There are too many rules now for how to "correctly" text a crush, so I say "F*#k it." Throw the rules out the window, burn them to the ground! Here are some of my main texting pet peeves, and why you should dump any poor soul who tries them on you.
(Warning: if you do not follow normal texting etiquette, your crush might realize that you like them — HEAVEN FORBID!)
1. The Texting That Leads To Nowhere
Make plans already! If the texting drags on for too long, just assume that the person isn’t interested in dating. My thought process: if they are really too busy to set a time to hang, then they do not have time for a relationship. If your text isn’t important enough to deserve a timely response, then they do not actually care — which sucks.
You are awesome! Don’t waste valuable time that could be spent doing awesome things, moping around un-awesomely waiting for a text.

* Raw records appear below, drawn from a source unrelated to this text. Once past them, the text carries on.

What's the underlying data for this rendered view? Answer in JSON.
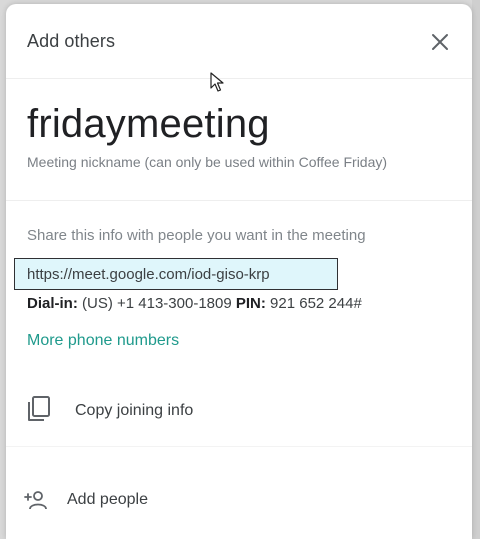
{
  "dialog": {
    "title": "Add others",
    "close_icon": "close-icon"
  },
  "meeting": {
    "nickname": "fridaymeeting",
    "nickname_caption": "Meeting nickname (can only be used within Coffee Friday)"
  },
  "share": {
    "hint": "Share this info with people you want in the meeting",
    "link": "https://meet.google.com/iod-giso-krp",
    "dialin_label": "Dial-in:",
    "dialin_number": "(US) +1 413-300-1809",
    "pin_label": "PIN:",
    "pin_value": "921 652 244#",
    "more_phones": "More phone numbers"
  },
  "actions": {
    "copy_label": "Copy joining info",
    "copy_icon": "copy-icon",
    "add_label": "Add people",
    "add_icon": "add-person-icon"
  },
  "colors": {
    "link_highlight": "#dff6fb",
    "accent": "#1f9a8c",
    "text": "#3c4043"
  }
}
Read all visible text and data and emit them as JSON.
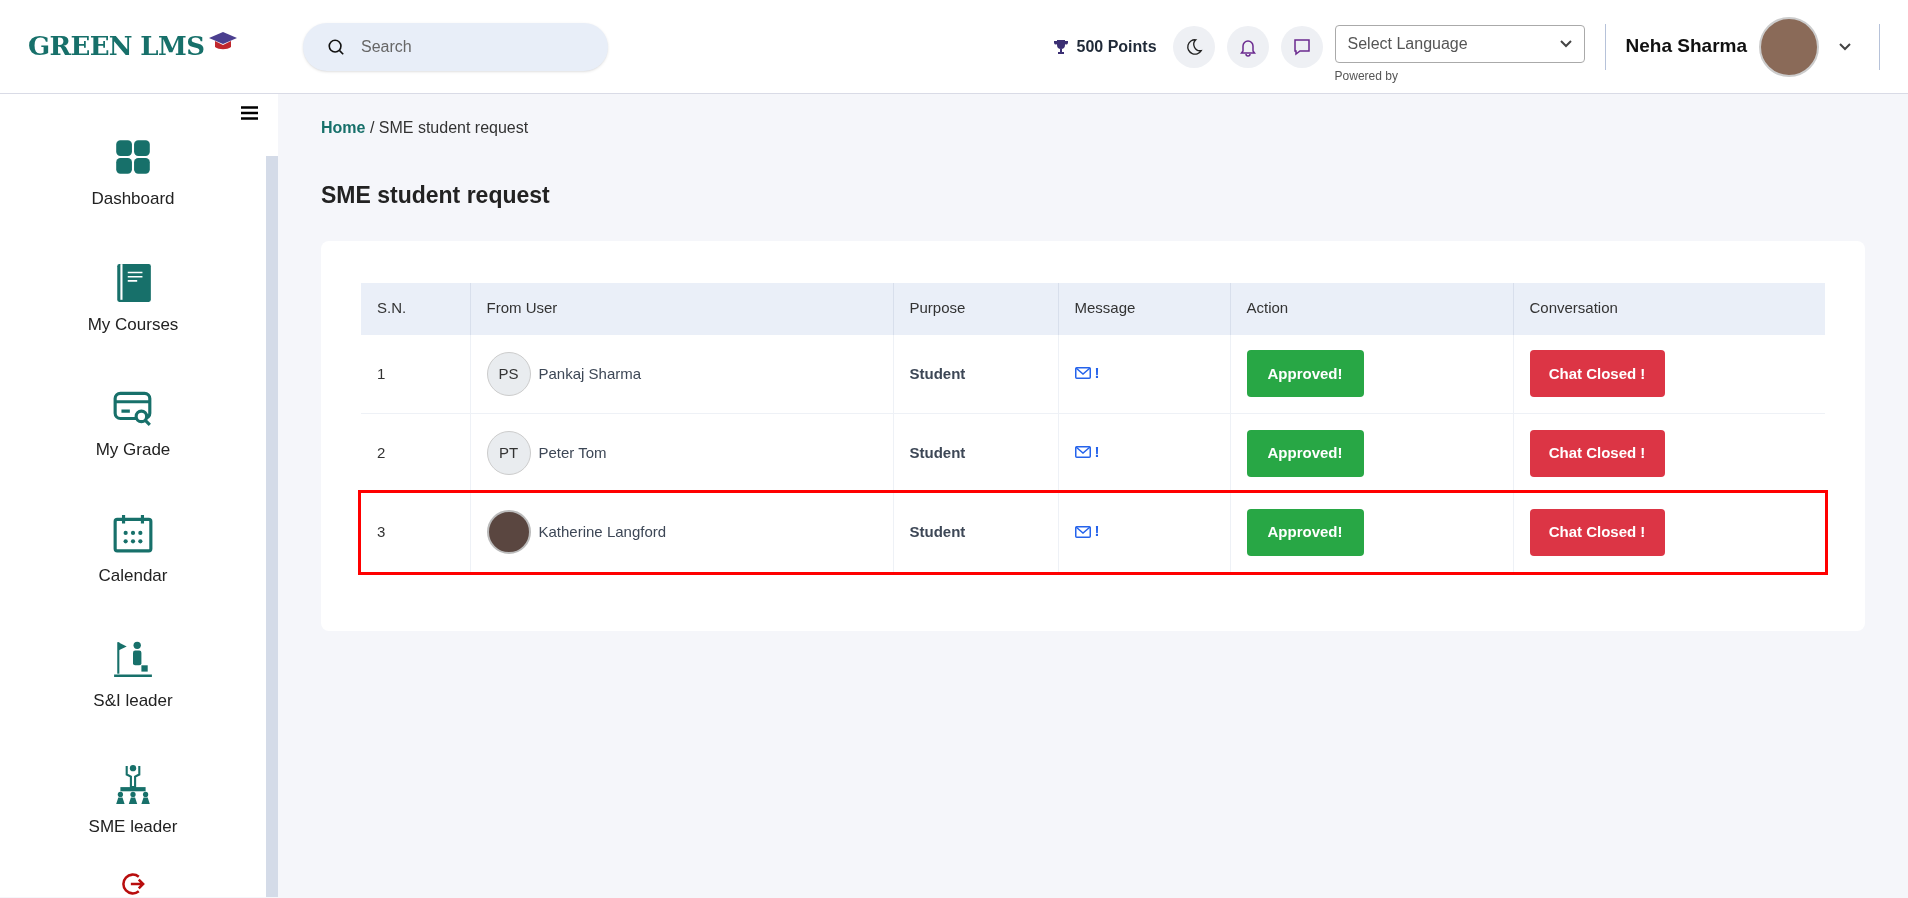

2. The Texting That Enforces Gender Roles
For some reason people believe that communicating with this modern technology should follow outdated gender rules. Somehow people got it into there heads that the girl has to wait for the guy to text after a date, and the guy has to wait a day at least before doing that, and so on and so forth, and now I'm bored. If you're a lady in this situation, don’t slow down your momentum by waiting for the guy to make the first move! If your date can't deal with a person who takes the initiative to texts first, then they are probably not the right person for you. Text and be free!
3. The Fear Of The Dreaded Double Message!
In the modern text game, it's basically the end of the world if you send two messages before the other person responds. I mean, you're basically a stalker then, right? Well, pardon me, but sometimes I have two things to say. Sadly, I am not perfect, and I do not always take the time to appropriately combine all my thoughts into one concise, humorous, and insightful text. So PLEASE forgive me if I double text. I am only human. And humans are the worst.
4. The Mixed-Message Texting
Folks, this isn’t the playground anymore. You don’t have to pull somebody's pony tail, or trip them, or neg them to let them know that you think they are cute. Just be straightforward and ask them out for a drink already.
In the right hands, text can be a powerful tool. Just a few brief messages can show someone your personality and sense of humor. Texting can even be a healthy part of sexy flirtation. Sadly, no great love story ends with someone receiving a cute text. At some point you will have to actually call the person and (*gasp*) talk to them.